The Iowa Bicycle Coalition will honor West Branch’s late bike maker Tom Teesdale this weekend with the creation of a new Teesdale Hand Built Bike Show.


The event is part of the 2015 Iowa Bike Expo Saturday at the Iowa Events Center in Des Moines.

Teesdale died July 21, 2014, while riding on the second day of the Register’s Annual Great Bicycle Ride Across Iowa. The 62-year-old owner of TET Cycles, who worked out of a shop at 403 S. Maple, developed an international reputation for hand-built bicycles and is considered a pioneer in mountain bike design.

“Tom Teesdale was highly regarded as a local frame building legend in addition to being considered one of the most prolific custom frame builders among the international biking community,” Iowa Bicycle Coalition Executive Director Mark Wyatt wrote in a statement.

The idea for the show, which the Iowa Bicycle Coalition wants to make an annual event, came out of conversations between Wyatt, University of Iowa’s Interim Director of the School of Art and Art History Steve McGuire, and Iowa State University industrial design graduate research and teaching assistant Mark Kargol.

All three knew Teesdale and his work, and McGuire and Kargol said industrial design, like building bicycles, is considered an art form. And they want their expected 6,000 visitors to learn about the West Branch bike builder.

Kargol said he first visited Teesdale’s shop in 1997 when Kargol was an undergrad at Iowa. He commissioned Teesdale to build a mountain bike and, later, a triathalon bike.

“Being around Tom and other frame-builders really got me interested in the craft and hand-built bikes,” Kargol, who also owns Ventus Custom Cycles in Ames, said.

Kargol said he noticed that respected car shows draw special attention to hand-made cars, and thought the Iowa Bike Expo ought to do the same.

Teesdale also built road racing, cross bikes, tandem and many other styles, including custom-made bicycles for special olympians. He also taught frame building as an adjunct faculty member at Iowa.

“The expo is in honor of him,” McGuire said. “It is pretty important in terms of bringing attention to (Iowans) that this kind of legend was in their back yard. He was regarded as one of the best frame-builders in the United States.”

McGuire said Teesdale bicycles appear in the mountain bike Halls of Fame in both Europe and the United States, reflecting some of his nearly 40 years of building bicycle frames. And members of the Discovery Team, which competed in the Tour de France, rode Teesdale bicycles when relaxing between races.

“He was an innovator and a craftsman,” McGuire said.

Yet, he said, Teesdale did not make bicycles the center of his life.

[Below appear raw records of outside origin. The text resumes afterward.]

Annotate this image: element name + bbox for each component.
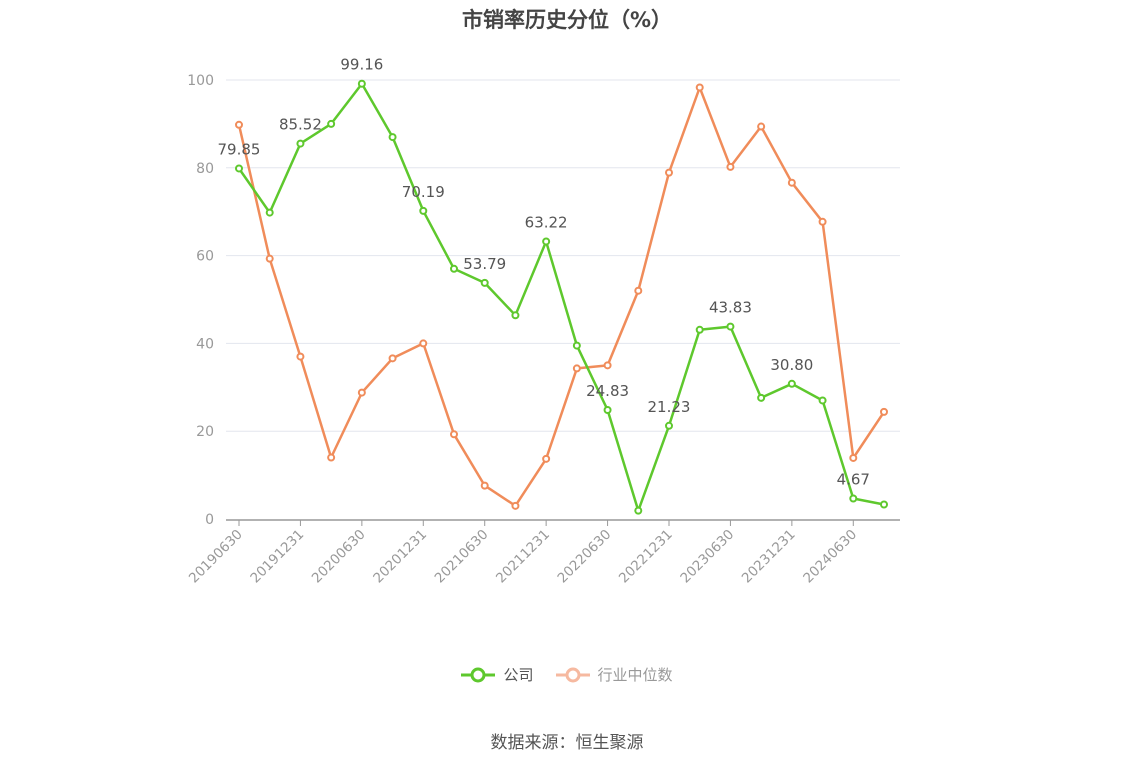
data-point-company [634,506,643,515]
data-point-industry [603,361,612,370]
data-label: 53.79 [463,255,506,273]
x-tick-label: 20231231 [739,527,799,587]
data-point-industry [849,453,858,462]
data-point-company [880,500,888,509]
data-point-company [419,206,428,215]
data-label: 63.22 [525,213,568,231]
chart-title: 市销率历史分位（%） [461,8,673,32]
data-point-company [542,237,551,246]
data-point-company [757,393,766,402]
y-tick-label: 60 [196,249,214,265]
legend-item-industry[interactable]: 行业中位数 [555,664,673,685]
data-label: 21.23 [648,398,691,416]
legend-item-company[interactable]: 公司 [461,664,534,685]
data-point-industry [450,430,458,439]
data-point-industry [665,168,673,177]
data-point-industry [695,83,704,92]
x-tick-label: 20220630 [554,527,614,587]
data-point-company [726,322,735,331]
data-point-company [818,396,827,405]
y-tick-label: 0 [205,512,214,528]
data-point-industry [388,354,397,363]
data-label: 79.85 [218,140,261,158]
data-point-company [357,79,366,88]
data-point-industry [880,407,888,416]
data-point-company [480,278,489,287]
y-tick-label: 80 [196,161,214,177]
data-point-industry [634,286,643,295]
data-point-company [787,379,796,388]
data-point-industry [419,339,428,348]
y-tick-label: 20 [196,424,214,440]
data-point-industry [265,254,274,263]
data-point-company [450,264,458,273]
legend-company-label: 公司 [503,666,534,684]
data-point-industry [511,501,520,510]
legend-industry-label: 行业中位数 [597,666,673,684]
legend: 公司 行业中位数 [0,664,1134,685]
data-point-company [665,421,673,430]
data-point-company [327,119,336,128]
x-tick-label: 20221231 [616,527,676,587]
data-label: 43.83 [709,299,752,317]
y-tick-label: 100 [187,73,214,89]
data-point-industry [357,388,366,397]
legend-industry-line-icon [555,667,590,682]
data-label: 24.83 [586,382,629,400]
data-point-industry [757,122,766,131]
data-label: 85.52 [279,116,322,134]
data-point-company [603,405,612,414]
data-point-company [296,139,305,148]
data-point-industry [480,481,489,490]
series-line-industry [237,86,886,508]
data-point-industry [818,217,827,226]
series-line-company [237,82,885,512]
data-label: 70.19 [402,183,445,201]
data-source: 数据来源：恒生聚源 [490,733,644,753]
data-point-company [849,494,858,503]
data-point-company [265,208,274,217]
x-tick-label: 20190630 [186,527,246,587]
data-point-industry [296,352,305,361]
data-label: 30.80 [770,356,813,374]
legend-company-line-icon [461,667,496,682]
x-tick-label: 20211231 [493,527,553,587]
data-point-industry [327,453,336,462]
x-tick-label: 20230630 [677,527,737,587]
x-tick-label: 20191231 [247,527,307,587]
data-point-company [511,311,520,320]
data-point-company [388,133,397,142]
y-tick-label: 40 [196,336,214,352]
data-point-industry [235,120,243,129]
x-tick-label: 20201231 [370,527,430,587]
data-point-company [572,341,581,350]
x-tick-label: 20240630 [800,527,860,587]
data-point-industry [726,162,735,171]
line-chart: 0 20 40 60 80 100 20190630 20191231 20200630 2020… [186,56,900,587]
data-point-industry [572,364,581,373]
x-tick-label: 20200630 [309,527,369,587]
data-point-industry [542,454,551,463]
data-point-company [695,325,704,334]
x-tick-label: 20210630 [432,527,492,587]
data-label: 99.16 [340,56,383,74]
data-label: 4.67 [837,470,870,488]
data-point-industry [787,178,796,187]
data-point-company [235,164,243,173]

“A lot of people don’t know how important his family was to him,” McGuire said. “In my mind, having this legacy of Tom Teesdale (recognized at the expo) is also a way to acknowledge his family.”

Wyatt said a section of the expo floor will be set aside for hand-built bicycle vendors marked with a banner above them. Each vendor will receive a ballot box as the show includes two trophies — a People’s Choice Award and an Exhibitor’s Choice Award — in an effort to recognize the skill and craftsmanship the bicycle world appreciated in Teesdale’s work, McGuire said.

This first year, the show will be small, Wyatt said, with seven or eight builders exhibiting, but he hopes it will grow.

“Tom was a legend and not a lot of people knew that … a famous bike builder could be so approachable,” Wyatt said.

Oddly enough, Kargol said, “Tom didn’t show off his work at shows.”

“He was not a guy that got out there in front of people,” he said. “He let his work speak for itself. He didn’t really market himself. … He just did great work that was almost a secret.”

Kargol noted that Teesdale’s bicycles sold for “extremely reasonable” prices, sometimes a third to a half of the price of other frame builders.

“He was very humble and did his work very well,” Kargol said. “He wasn’t out to gain a lot of notoriety for himself.”